Furuneo sat.
Damn! The floor was cold!
Furuneo was a tall man, two meters in bare feet, eighty-four standard kilos. His hair was black with a dusting of grey at the ears. He had a thick nose and wide mouth with an oddly straight lower lip. He favored his left hip as he sat. A disgruntled citizen had broken it during one of his early tours with the Bureau. The injury defied all the medics who had told him, "It won't bother you a bit after it's healed."
"Close eyes," the Taprisiot squeaked.
Furuneo obeyed, tried to squirm into a more comfortable position on the cold, hard floor, gave it up.
"Think of contact," the Taprisiot ordered.
Furuneo thought of Jorj X. McKie, building the image in his mind - squat little man, angry red hair, face like a disgruntled frog.
Contact began with tendrils of cloying awareness. Furuneo became in his own mind a red flow sung to the tune of a silver lyre. His body went remote.
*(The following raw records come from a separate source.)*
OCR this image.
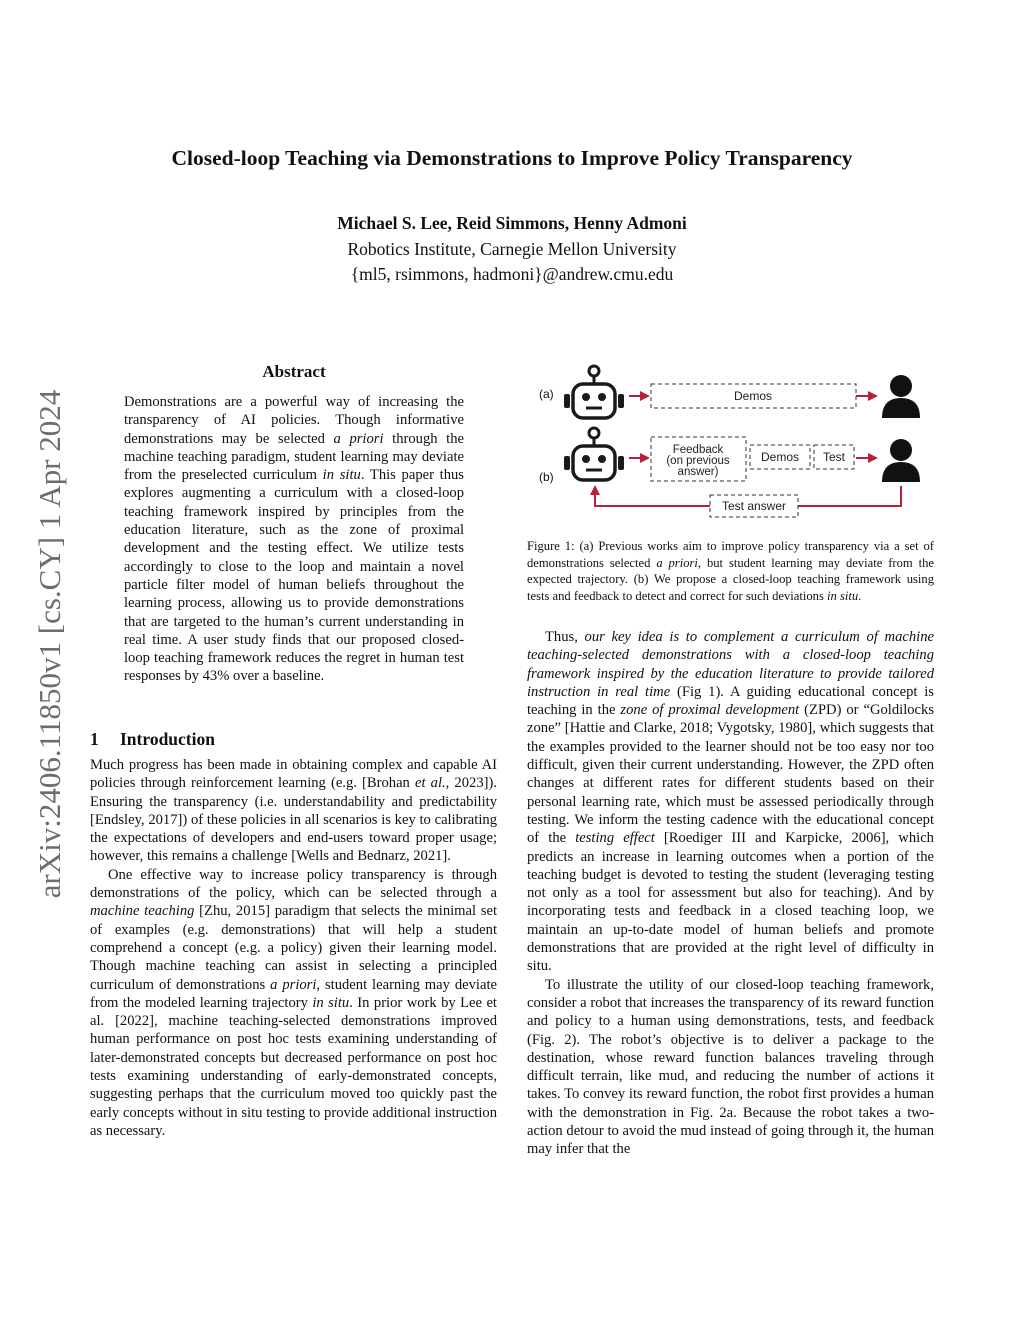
arXiv:2406.11850v1 [cs.CY] 1 Apr 2024
Closed-loop Teaching via Demonstrations to Improve Policy Transparency
Michael S. Lee, Reid Simmons, Henny Admoni
Robotics Institute, Carnegie Mellon University
{ml5, rsimmons, hadmoni}@andrew.cmu.edu
Abstract
Demonstrations are a powerful way of increasing the transparency of AI policies. Though informative demonstrations may be selected a priori through the machine teaching paradigm, student learning may deviate from the preselected curriculum in situ. This paper thus explores augmenting a curriculum with a closed-loop teaching framework inspired by principles from the education literature, such as the zone of proximal development and the testing effect. We utilize tests accordingly to close to the loop and maintain a novel particle filter model of human beliefs throughout the learning process, allowing us to provide demonstrations that are targeted to the human’s current understanding in real time. A user study finds that our proposed closed-loop teaching framework reduces the regret in human test responses by 43% over a baseline.
1 Introduction

Much progress has been made in obtaining complex and capable AI policies through reinforcement learning (e.g. [Brohan et al., 2023]). Ensuring the transparency (i.e. understandability and predictability [Endsley, 2017]) of these policies in all scenarios is key to calibrating the expectations of developers and end-users toward proper usage; however, this remains a challenge [Wells and Bednarz, 2021].

One effective way to increase policy transparency is through demonstrations of the policy, which can be selected through a machine teaching [Zhu, 2015] paradigm that selects the minimal set of examples (e.g. demonstrations) that will help a student comprehend a concept (e.g. a policy) given their learning model. Though machine teaching can assist in selecting a principled curriculum of demonstrations a priori, student learning may deviate from the modeled learning trajectory in situ. In prior work by Lee et al. [2022], machine teaching-selected demonstrations improved human performance on post hoc tests examining understanding of later-demonstrated concepts but decreased performance on post hoc tests examining understanding of early-demonstrated concepts, suggesting perhaps that the curriculum moved too quickly past the early concepts without in situ testing to provide additional instruction as necessary.

(a)	Demos
(b)
Feedback
(on previous
answer)
Demos Test
Test answer
Figure 1: (a) Previous works aim to improve policy transparency via a set of demonstrations selected a priori, but student learning may deviate from the expected trajectory. (b) We propose a closed-loop teaching framework using tests and feedback to detect and correct for such deviations in situ.

Thus, our key idea is to complement a curriculum of machine teaching-selected demonstrations with a closed-loop teaching framework inspired by the education literature to provide tailored instruction in real time (Fig 1). A guiding educational concept is teaching in the zone of proximal development (ZPD) or “Goldilocks zone” [Hattie and Clarke, 2018; Vygotsky, 1980], which suggests that the examples provided to the learner should not be too easy nor too difficult, given their current understanding. However, the ZPD often changes at different rates for different students based on their personal learning rate, which must be assessed periodically through testing. We inform the testing cadence with the educational concept of the testing effect [Roediger III and Karpicke, 2006], which predicts an increase in learning outcomes when a portion of the teaching budget is devoted to testing the student (leveraging testing not only as a tool for assessment but also for teaching). And by incorporating tests and feedback in a closed teaching loop, we maintain an up-to-date model of human beliefs and promote demonstrations that are provided at the right level of difficulty in situ.

To illustrate the utility of our closed-loop teaching framework, consider a robot that increases the transparency of its reward function and policy to a human using demonstrations, tests, and feedback (Fig. 2). The robot’s objective is to deliver a package to the destination, whose reward function balances traveling through difficult terrain, like mud, and reducing the number of actions it takes. To convey its reward function, the robot first provides a human with the demonstration in Fig. 2a. Because the robot takes a two-action detour to avoid the mud instead of going through it, the human may infer that the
Awareness rotated above a strange landscape. The sky was an infinite circle with its horizon slowly turning. He sensed the stars engulfed in loneliness.
"What the ten million devils!"
The thought exploded across Furuneo. There was no evading it. He recognized it at once. Contactees frequently resented the call. They couldn't reject it, no matter what they were doing at the time, but they could make the caller feel their displeasure.
"It never fails! It never fails!"
McKie would be jerked to full inner awareness now, his pineal gland ignited by the long-distance contact.
Furuneo settled himself to wait out the curses. When they had subsided sufficiently, he identified himself, said, "I regret any inconvenience I may have caused, but the maxalert failed to say where you could be located. You must know I would not have called unless it were important."
A more or less standard opening.
"How the hell do I know whether your call's important?" McKie demanded. "Stop babbling and get on with it!"